Final answer:
The given differential equation (2xy^2 − 7) dx + (2x^2y + 6) dy = 0 is exact. To solve it, we need to find a function F(x,y) such that the partial derivatives of F with respect to x and y are equal to the given coefficients of the equation. By integrating the partial derivatives and comparing coefficients, we can find the solution: x^2y^2 - 7x + 6y + c = 0.
Step-by-step explanation:
A differential equation is said to be exact if it can be written in the form M(x,y) dx + N(x,y) dy = 0, where M and N are functions of x and y whose partial derivatives with respect to y and x, respectively, are equal: ∂M/∂y = ∂N/∂x.
In the given differential equation, (2xy^2 − 7) dx + (2x^2y + 6) dy = 0, the equation is exact because ∂M/∂y = 4xy = ∂N/∂x. To solve the exact differential equation, we need to find a function F(x,y) such that ∂F/∂x = M and ∂F/∂y = N. By integrating the partial derivatives of M and N with respect to x and y, we can find F.

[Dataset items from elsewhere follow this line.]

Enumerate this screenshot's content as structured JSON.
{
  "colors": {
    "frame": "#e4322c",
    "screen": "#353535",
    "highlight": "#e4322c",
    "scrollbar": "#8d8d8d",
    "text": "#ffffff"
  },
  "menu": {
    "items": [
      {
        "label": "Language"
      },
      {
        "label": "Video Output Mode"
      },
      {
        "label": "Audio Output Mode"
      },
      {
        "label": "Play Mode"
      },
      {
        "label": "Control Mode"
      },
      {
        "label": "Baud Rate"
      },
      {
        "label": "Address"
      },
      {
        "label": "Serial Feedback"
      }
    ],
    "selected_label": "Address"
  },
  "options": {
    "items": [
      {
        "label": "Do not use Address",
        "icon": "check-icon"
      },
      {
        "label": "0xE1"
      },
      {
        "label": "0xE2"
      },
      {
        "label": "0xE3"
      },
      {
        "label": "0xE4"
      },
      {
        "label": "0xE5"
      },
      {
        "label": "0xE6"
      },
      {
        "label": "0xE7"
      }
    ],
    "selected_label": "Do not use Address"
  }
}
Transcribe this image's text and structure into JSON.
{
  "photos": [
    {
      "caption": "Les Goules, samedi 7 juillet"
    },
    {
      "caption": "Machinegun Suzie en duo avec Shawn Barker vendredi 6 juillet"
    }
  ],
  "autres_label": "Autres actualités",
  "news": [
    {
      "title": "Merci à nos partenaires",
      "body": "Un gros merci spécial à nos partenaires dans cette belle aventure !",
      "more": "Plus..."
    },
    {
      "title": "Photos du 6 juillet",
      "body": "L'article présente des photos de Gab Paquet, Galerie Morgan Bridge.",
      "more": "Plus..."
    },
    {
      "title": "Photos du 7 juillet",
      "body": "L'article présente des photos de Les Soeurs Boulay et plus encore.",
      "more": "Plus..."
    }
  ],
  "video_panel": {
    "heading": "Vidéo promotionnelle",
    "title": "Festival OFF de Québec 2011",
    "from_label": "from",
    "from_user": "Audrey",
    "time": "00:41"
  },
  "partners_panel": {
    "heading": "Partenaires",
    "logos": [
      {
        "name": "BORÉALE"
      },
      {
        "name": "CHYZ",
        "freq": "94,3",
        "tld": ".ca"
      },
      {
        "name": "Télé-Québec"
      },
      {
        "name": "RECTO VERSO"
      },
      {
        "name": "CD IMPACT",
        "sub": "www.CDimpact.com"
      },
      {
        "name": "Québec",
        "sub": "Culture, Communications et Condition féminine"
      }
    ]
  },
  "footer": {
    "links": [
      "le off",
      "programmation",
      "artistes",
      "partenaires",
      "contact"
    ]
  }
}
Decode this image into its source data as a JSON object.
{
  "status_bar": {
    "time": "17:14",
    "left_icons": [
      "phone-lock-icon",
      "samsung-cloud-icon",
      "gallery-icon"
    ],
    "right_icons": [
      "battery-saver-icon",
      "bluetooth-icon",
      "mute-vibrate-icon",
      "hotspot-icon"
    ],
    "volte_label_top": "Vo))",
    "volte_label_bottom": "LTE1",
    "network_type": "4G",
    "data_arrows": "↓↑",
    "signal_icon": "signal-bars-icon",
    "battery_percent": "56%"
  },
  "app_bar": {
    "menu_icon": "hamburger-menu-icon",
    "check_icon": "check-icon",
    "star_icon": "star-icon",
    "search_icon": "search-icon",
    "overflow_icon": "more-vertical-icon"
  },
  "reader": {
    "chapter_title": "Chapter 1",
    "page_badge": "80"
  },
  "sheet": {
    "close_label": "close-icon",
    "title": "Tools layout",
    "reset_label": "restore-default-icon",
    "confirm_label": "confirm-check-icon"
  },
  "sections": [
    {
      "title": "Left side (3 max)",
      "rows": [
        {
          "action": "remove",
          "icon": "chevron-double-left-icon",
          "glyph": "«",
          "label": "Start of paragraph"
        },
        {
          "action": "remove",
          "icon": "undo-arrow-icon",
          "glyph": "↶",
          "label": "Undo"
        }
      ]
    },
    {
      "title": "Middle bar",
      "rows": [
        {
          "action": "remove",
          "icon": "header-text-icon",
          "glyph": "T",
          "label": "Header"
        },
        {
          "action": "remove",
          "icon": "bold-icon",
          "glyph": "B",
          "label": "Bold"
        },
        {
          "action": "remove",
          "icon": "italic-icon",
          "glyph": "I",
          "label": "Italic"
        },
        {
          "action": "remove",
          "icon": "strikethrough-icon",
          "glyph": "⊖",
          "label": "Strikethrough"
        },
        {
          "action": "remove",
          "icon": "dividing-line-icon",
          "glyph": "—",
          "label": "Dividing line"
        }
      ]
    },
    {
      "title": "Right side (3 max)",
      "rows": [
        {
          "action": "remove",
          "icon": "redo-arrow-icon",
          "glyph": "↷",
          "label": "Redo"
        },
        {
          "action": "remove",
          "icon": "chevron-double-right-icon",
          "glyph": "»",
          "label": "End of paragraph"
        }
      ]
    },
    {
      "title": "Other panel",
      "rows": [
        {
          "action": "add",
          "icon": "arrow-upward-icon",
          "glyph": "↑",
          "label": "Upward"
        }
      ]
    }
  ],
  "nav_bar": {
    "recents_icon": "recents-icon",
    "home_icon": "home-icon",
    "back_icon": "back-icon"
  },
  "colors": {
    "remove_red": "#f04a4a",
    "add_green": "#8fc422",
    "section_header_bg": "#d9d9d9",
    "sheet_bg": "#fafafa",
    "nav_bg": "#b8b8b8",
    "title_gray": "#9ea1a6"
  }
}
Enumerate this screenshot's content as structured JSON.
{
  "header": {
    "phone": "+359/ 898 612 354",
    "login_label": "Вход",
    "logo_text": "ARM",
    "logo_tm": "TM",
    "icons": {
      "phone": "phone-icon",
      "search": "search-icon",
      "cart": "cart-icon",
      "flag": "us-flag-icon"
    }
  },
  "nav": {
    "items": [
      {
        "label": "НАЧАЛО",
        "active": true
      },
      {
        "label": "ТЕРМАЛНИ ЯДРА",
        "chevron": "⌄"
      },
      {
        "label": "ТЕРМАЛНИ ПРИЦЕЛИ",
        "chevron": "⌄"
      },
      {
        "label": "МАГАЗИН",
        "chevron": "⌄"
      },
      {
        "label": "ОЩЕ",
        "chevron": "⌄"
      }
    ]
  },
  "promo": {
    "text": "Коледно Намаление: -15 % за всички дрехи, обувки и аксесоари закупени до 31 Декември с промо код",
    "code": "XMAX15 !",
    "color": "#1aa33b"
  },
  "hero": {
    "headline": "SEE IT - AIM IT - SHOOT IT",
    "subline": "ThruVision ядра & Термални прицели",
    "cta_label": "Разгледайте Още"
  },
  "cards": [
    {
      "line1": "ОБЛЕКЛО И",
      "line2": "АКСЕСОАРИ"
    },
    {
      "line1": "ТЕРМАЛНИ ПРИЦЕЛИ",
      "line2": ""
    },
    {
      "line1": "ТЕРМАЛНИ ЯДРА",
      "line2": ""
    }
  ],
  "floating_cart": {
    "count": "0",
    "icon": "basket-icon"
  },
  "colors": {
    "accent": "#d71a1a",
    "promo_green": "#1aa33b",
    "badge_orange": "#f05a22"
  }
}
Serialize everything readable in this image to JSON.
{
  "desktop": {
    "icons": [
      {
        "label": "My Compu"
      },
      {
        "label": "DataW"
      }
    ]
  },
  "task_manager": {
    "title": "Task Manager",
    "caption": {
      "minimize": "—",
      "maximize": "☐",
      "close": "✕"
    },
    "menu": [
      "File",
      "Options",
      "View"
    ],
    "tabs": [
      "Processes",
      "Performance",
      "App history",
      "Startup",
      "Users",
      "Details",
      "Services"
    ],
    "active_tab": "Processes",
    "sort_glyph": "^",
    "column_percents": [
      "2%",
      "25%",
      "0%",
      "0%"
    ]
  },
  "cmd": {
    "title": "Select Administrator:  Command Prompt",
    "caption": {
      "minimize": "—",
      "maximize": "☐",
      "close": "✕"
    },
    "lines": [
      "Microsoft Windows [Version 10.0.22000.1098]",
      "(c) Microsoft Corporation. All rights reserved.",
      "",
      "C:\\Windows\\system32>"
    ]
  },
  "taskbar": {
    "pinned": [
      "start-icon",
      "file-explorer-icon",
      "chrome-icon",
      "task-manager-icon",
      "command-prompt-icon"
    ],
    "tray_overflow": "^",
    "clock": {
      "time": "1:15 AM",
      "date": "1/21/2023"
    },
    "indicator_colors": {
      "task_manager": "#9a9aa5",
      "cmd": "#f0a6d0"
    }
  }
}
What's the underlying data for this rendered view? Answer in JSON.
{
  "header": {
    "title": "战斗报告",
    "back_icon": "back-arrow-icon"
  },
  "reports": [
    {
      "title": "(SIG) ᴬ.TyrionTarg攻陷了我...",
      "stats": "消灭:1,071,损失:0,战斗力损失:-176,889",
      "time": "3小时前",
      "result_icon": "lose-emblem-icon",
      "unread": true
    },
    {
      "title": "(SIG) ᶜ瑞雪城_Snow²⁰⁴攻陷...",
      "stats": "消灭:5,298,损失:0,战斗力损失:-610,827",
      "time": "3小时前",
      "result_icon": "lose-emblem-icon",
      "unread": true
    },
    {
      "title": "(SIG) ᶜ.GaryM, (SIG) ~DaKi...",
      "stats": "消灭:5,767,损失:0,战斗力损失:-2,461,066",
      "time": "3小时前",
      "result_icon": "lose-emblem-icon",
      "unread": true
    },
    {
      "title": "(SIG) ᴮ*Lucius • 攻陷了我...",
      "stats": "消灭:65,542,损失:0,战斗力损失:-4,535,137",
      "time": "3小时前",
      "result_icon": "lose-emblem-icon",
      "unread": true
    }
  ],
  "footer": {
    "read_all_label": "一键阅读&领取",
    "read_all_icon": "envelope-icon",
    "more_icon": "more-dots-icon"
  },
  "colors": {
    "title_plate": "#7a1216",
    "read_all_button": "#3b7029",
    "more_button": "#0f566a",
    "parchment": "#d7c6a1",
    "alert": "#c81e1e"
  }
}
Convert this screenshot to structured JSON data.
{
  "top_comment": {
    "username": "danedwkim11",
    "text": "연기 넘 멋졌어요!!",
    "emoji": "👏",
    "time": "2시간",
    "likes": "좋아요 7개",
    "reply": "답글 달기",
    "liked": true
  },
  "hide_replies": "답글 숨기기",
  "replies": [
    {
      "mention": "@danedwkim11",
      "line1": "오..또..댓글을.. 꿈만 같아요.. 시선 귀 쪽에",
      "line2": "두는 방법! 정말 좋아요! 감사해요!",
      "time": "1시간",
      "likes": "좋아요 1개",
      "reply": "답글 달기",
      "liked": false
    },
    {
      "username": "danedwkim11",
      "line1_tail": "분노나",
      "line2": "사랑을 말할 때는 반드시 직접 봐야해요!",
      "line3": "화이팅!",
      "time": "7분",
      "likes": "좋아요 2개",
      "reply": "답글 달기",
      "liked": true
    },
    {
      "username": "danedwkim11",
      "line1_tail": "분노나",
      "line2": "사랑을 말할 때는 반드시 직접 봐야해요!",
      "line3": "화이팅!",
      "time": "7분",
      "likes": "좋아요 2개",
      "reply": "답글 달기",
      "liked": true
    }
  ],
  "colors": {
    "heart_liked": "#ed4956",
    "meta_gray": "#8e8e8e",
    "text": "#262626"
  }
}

Integrating the partial derivative of M, we get F = ∫(2xy^2 − 7) dx = x^2y^2 - 7x + g(y), where g(y) is a function of y. Now, we differentiate this expression with respect to y and equate it to the N expression to find g(y). We have ∂F/∂y = ∂/∂y (x^2y^2 - 7x + g(y)) = 2xy^2 + g'(y) = N = 2x^2y + 6.
Comparing the coefficients, we get g'(y) = 6, so g(y) = 6y + c, where c is a constant. Substituting g(y) back into the expression for F, we get F = x^2y^2 - 7x + 6y + c. Thus, the solution to the exact differential equation is x^2y^2 - 7x + 6y + c = 0, where c is a constant.